Allowing myself to feel angry, I start walking around aimlessly through the apartment and stop at Seid's bedroom door. He isn't back yet, yet for some reason I feel like there's something waiting for me on the other side of the door. Knowing full well that what I'm doing is wrong- I open the door and step into his room for the first time since he has inhabited it. 

The smell of cologne is the first to hit me. The place is a mess to say the very least, which is surprising considering how well put and organized he seems to be. I expertly step around all the articles of random clothing on the floor and make my way to his study table. Every square inch of which is covered with books. Rummaging through and finding nothing interesting, I spot some photographs that he's put up over the table. There are plenty of him Jared and Marrs, there are also some of Seid with people I don't recognize with backdrops I don't recognize, and then there's one of him and Zayn wearing identical tux, posing in front of what appears to be a front door. They share the same bored, irritable expressions and I imagine Mr. or Mrs. Mulfar must have forced the two to pose together. 
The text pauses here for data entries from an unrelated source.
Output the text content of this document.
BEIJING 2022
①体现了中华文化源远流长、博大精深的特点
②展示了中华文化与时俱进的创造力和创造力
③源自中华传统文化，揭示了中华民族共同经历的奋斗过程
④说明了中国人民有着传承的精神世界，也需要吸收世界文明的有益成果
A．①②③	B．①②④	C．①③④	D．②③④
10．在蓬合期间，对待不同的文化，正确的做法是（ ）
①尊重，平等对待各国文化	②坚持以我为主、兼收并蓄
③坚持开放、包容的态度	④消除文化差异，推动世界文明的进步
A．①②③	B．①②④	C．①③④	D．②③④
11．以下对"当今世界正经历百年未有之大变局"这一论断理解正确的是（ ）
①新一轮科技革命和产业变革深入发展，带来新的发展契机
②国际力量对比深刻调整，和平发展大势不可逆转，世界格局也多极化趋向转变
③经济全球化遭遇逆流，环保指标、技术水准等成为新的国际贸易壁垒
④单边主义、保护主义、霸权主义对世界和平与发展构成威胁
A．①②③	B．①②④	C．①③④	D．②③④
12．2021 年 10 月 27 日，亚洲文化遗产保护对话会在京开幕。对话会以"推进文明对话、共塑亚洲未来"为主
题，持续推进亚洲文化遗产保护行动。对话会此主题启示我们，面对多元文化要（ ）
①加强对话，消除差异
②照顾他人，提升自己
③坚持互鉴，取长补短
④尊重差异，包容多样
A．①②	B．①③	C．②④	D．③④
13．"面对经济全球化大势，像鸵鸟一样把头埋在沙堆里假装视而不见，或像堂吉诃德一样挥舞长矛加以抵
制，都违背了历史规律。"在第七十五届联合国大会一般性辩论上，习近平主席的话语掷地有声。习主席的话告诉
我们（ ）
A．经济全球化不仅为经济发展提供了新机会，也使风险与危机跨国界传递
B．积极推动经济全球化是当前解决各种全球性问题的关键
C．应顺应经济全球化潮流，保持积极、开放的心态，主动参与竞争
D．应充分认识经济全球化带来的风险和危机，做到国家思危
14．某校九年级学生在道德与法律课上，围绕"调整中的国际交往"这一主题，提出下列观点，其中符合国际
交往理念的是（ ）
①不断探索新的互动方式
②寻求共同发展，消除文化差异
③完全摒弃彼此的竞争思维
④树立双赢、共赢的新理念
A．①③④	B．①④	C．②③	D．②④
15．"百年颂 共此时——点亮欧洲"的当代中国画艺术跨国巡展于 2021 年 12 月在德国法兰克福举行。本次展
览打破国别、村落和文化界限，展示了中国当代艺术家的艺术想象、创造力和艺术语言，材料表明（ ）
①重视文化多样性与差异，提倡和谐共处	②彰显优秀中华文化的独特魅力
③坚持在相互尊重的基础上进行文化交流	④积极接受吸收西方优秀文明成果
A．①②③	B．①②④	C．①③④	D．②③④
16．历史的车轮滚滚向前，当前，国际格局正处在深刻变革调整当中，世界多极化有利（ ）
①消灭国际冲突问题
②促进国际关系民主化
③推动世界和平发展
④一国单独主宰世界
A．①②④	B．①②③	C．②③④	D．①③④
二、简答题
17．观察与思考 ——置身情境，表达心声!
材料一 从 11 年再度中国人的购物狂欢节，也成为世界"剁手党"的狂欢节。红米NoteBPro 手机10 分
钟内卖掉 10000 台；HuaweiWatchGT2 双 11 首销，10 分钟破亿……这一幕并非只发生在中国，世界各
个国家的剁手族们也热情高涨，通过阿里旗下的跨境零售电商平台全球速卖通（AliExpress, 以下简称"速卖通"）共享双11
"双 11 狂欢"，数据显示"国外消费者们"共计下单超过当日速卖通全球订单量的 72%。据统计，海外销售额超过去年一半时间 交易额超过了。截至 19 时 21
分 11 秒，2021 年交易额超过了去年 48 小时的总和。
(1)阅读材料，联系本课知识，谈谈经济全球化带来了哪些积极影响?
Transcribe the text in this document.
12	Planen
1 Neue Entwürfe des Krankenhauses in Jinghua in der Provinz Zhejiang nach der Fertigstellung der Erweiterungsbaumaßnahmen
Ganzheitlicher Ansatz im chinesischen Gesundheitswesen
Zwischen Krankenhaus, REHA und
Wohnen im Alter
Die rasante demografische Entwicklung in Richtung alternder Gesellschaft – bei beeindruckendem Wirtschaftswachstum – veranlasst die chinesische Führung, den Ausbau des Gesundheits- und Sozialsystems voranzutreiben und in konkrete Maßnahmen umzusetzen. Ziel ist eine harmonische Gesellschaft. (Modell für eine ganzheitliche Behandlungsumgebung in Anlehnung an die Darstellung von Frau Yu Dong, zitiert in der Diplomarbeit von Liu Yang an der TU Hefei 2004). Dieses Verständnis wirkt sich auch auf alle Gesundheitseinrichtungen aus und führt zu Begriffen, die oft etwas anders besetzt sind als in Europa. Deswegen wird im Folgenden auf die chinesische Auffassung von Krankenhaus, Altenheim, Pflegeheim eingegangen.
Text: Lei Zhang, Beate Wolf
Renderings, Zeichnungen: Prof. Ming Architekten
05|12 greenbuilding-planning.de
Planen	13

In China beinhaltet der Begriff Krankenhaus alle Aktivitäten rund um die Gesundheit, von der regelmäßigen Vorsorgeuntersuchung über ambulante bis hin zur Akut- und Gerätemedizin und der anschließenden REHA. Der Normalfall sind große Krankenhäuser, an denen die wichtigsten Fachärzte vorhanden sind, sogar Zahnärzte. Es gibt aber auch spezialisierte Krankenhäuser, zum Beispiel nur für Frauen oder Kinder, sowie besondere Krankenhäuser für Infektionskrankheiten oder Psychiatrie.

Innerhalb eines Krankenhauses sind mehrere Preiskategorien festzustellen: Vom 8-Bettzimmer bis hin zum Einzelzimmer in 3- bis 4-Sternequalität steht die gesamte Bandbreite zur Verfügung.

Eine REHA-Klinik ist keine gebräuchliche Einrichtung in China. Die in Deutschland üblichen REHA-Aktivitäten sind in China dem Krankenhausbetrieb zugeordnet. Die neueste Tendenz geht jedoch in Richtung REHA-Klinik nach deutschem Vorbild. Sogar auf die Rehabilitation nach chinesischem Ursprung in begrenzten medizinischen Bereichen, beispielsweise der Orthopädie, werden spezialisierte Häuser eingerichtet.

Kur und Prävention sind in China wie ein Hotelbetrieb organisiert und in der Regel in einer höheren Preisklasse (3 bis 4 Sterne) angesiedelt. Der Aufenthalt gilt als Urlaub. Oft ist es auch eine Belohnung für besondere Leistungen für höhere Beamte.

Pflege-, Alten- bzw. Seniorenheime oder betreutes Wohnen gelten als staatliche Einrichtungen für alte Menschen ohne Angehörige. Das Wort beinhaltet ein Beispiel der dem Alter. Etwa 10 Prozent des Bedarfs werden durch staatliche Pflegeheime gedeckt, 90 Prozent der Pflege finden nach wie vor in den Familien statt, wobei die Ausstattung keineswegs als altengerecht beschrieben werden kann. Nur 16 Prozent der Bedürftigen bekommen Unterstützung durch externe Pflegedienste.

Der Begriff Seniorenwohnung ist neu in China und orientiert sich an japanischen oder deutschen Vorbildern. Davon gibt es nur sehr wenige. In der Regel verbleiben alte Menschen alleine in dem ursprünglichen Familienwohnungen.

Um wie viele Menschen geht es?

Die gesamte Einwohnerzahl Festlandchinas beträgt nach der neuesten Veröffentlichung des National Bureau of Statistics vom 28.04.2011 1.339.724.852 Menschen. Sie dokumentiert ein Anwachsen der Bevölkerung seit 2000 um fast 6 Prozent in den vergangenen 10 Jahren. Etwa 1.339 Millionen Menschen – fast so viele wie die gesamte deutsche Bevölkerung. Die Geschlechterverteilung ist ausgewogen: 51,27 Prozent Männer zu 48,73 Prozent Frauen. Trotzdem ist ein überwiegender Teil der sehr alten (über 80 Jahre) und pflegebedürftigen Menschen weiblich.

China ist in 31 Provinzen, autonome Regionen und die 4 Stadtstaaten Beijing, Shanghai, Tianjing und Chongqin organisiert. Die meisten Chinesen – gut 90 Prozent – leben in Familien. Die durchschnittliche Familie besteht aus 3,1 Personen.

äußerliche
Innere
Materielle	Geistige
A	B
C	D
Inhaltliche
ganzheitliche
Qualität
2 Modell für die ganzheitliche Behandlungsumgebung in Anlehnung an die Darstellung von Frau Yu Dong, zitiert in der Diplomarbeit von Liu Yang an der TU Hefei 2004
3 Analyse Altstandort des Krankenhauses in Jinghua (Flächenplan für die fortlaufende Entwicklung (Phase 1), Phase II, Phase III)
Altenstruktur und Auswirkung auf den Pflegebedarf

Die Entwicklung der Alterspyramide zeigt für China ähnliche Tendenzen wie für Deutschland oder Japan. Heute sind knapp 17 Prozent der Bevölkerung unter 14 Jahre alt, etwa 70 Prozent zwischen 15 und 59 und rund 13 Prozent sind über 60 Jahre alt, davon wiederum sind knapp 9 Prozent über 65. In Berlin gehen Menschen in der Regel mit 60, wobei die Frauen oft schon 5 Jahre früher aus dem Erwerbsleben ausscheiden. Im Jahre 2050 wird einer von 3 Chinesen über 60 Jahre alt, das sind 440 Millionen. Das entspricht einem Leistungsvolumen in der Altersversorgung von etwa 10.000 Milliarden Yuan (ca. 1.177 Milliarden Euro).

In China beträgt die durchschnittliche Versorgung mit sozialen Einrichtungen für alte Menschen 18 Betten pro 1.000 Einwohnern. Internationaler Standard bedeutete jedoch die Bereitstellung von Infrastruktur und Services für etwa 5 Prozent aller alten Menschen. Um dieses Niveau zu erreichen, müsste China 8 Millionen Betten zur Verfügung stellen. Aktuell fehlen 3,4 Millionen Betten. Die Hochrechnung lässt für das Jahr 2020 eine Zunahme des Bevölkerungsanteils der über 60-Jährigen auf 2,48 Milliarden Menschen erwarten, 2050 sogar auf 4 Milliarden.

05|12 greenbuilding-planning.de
It's been a while since I've seen Zayn, I never really give myself much time to think about him which is a good thing because I have all but forced myself to believe that he never really happened. That I'm not a betrothed teenager and that Seid isn't in fact my future brother in law who I'm living with. I think a part of me wants things to work out with Zayn- the part that I've allowed to get influenced by my mother's constant chiding and beliefs about marriage the most. 

As I touch one of the photographs in which Seid looks to be about thirteen and is posing in front of lake, a folded piece of paper falls out. Reaching out, I slowly unfold it, not knowing what to expect but knowing full well that I'm invading his privacy. Oddly enough the piece of paper has a list of names, all female.